Recent research has focused on mining evolving data. Incremental model maintenance has also received attention, since it is desirable to go from incremental updates to existing data mining models, especially in light of the very large size of data warehouses. Incremental model maintenance algorithms concentrate on computing exactly the same model as if the original model construction algorithm was run on the combined collection of old and new data. One scalability technique widespread in model maintenance algorithms is the localization of changes for inserting new records. For example, for density-based clustering algorithms [6], inserting a new record affects only clusters in the neighborhood of the record; thus efficient algorithms “localize” the change to the model without having to recompute the complete model. Another example involves decision tree construction, whereby the split criteria at the tree might change only within certain confidence intervals under insertion of records, assuming the underlying distribution of training records is static.

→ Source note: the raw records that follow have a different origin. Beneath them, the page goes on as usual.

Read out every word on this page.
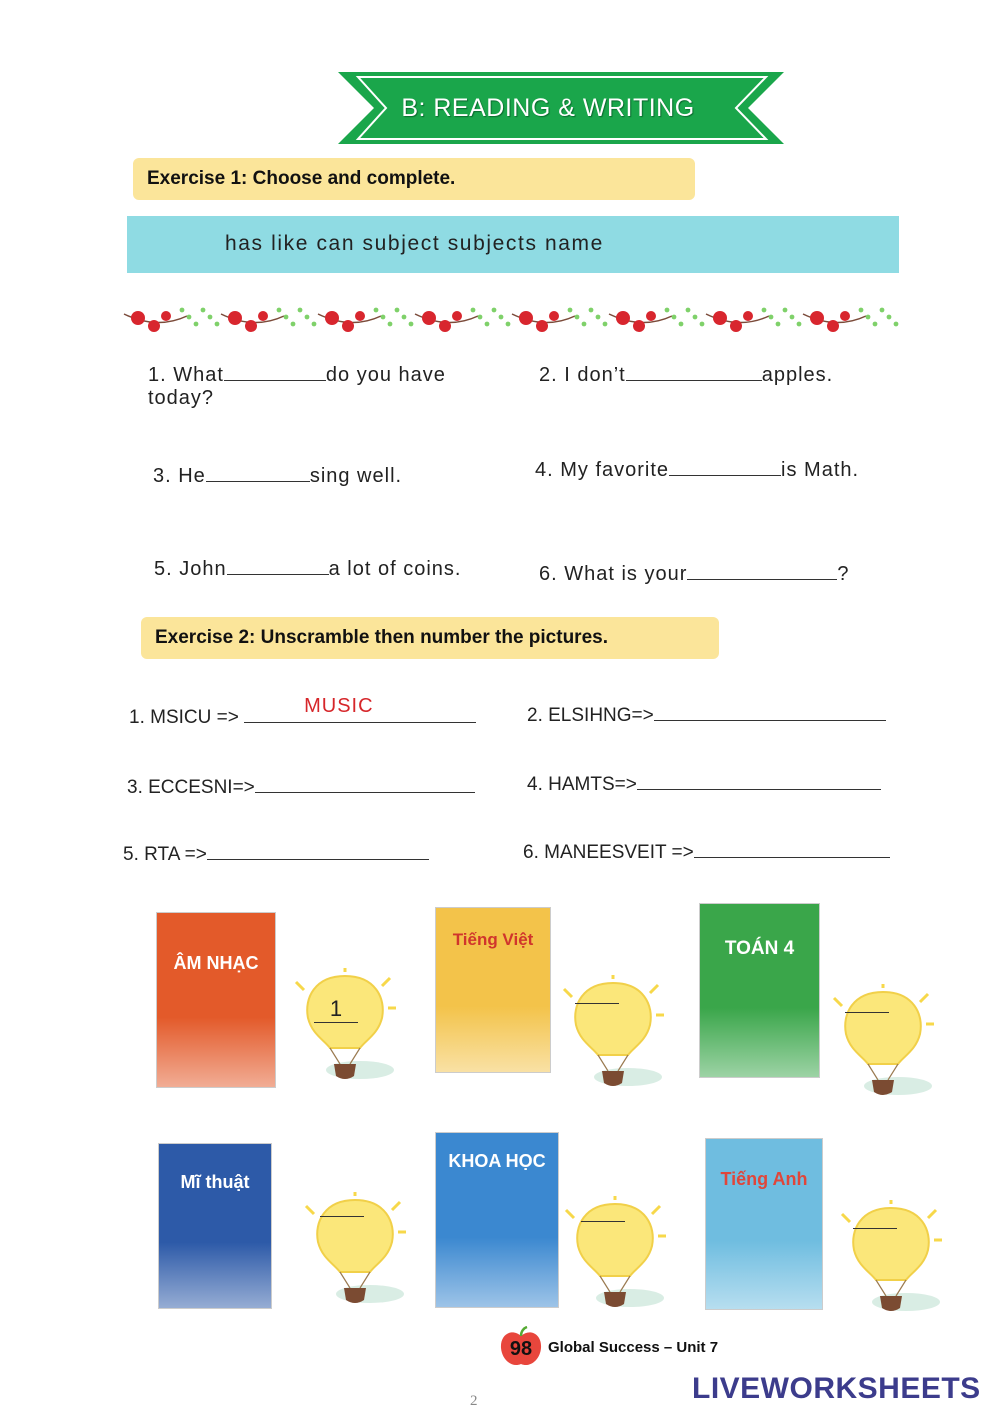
B: READING & WRITING
Exercise 1: Choose and complete.
has like can subject subjects name
1. What	do you have
today?
2. I don’t	apples.
3. He	sing well.	4. My favorite	is Math.
5. John	a lot of coins.	6. What is your	?
Exercise 2: Unscramble then number the pictures.
1. MSICU =>
MUSIC	2. ELSIHNG=>
3. ECCESNI=>	4. HAMTS=>
5. RTA =>	6. MANEESVEIT =>
ÂM NHẠC
Tiếng Việt	TOÁN 4
Mĩ thuật
KHOA HỌC
Tiếng Anh
1
98	Global Success – Unit 7
LIVEWORKSHEETS
2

When working with high-speed data streams, algorithms have to be able to construct data mining models while looking at the relevant data items only once and in a fixed order (determined by the stream-arrival pattern) with a limited amount of main memory. Data-stream computation has given rise to several recent (theoretical and practical) studies of online and one-pass algorithms with limited memory requirements for data mining and related problems; examples include: computating quantiles and order-statistics; estimating frequency moments and join sizes; clustering and decision tree construction; estimating correlated aggregates and computing one-dimensional, or single-attribute, histograms; and Haar wavelet decompositions. Scalability techniques include: sampling; summary statistics; sketches (small random projections with provable performance guarantees); and online compression of sufficient statistics [2].

**Conclusion**

Large and growing databases are commonplace in business organizations, governments, and scientific applications. Prior to the invention of scaling techniques, sampling was the primary method for running conventional machine learning, statistical, and other analysis algorithms on these databases. However, this approach also involved having to determine sufficient sample size, as well as the validity of discovered patterns or models (the patterns may be an artifact of the sample). We view sampling as orthogonal and complementary to scaling techniques allow the use of much larger data sets.

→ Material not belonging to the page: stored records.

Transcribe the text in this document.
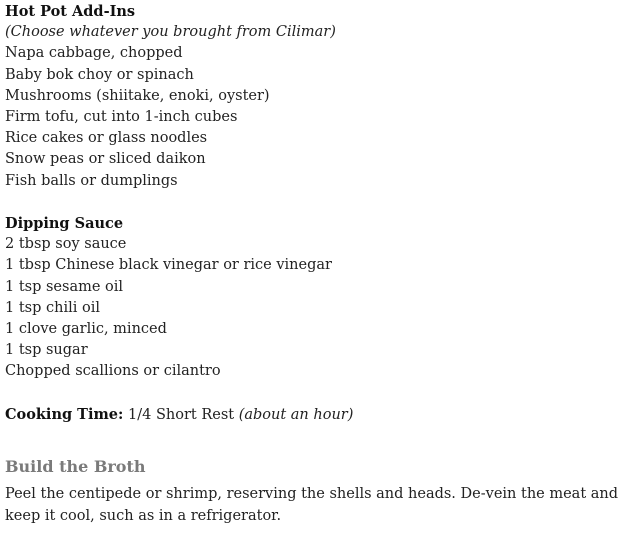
Hot Pot Add-Ins
(Choose whatever you brought from Cilimar)
Napa cabbage, chopped
Baby bok choy or spinach
Mushrooms (shiitake, enoki, oyster)
Firm tofu, cut into 1-inch cubes
Rice cakes or glass noodles
Snow peas or sliced daikon
Fish balls or dumplings
Dipping Sauce
2 tbsp soy sauce
1 tbsp Chinese black vinegar or rice vinegar
1 tsp sesame oil
1 tsp chili oil
1 clove garlic, minced
1 tsp sugar
Chopped scallions or cilantro
Cooking Time: 1/4 Short Rest (about an hour)
Build the Broth
Peel the centipede or shrimp, reserving the shells and heads. De-vein the meat and keep it cool, such as in a refrigerator.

The research effort on scaling data mining algorithms to large databases has now given analysts the ability to model and discover valid, interesting patterns over these large data sets. General scaling principles include: use of summary statistics; data compression; pruning the search space; and incremental computation. We described these principles in the practical context of mining algorithms, expecting they would be useful in other areas of computer science as well.

Scalability in data mining is an active area of research, though many challenging questions remain, including the following:

- Can we mine patterns from huge data sets while preserving the privacy of individual records and the anonymity of the individuals who provided the data?;
- What are suitable data mining models for high-speed data streams, and how can we construct them?; and
- In light of the plethora of huge and growing sets of linked data available today, including in the Internet, newsgroups, and new stories, what type of knowledge can we mine from these resources, and can we design scalable algorithms for them?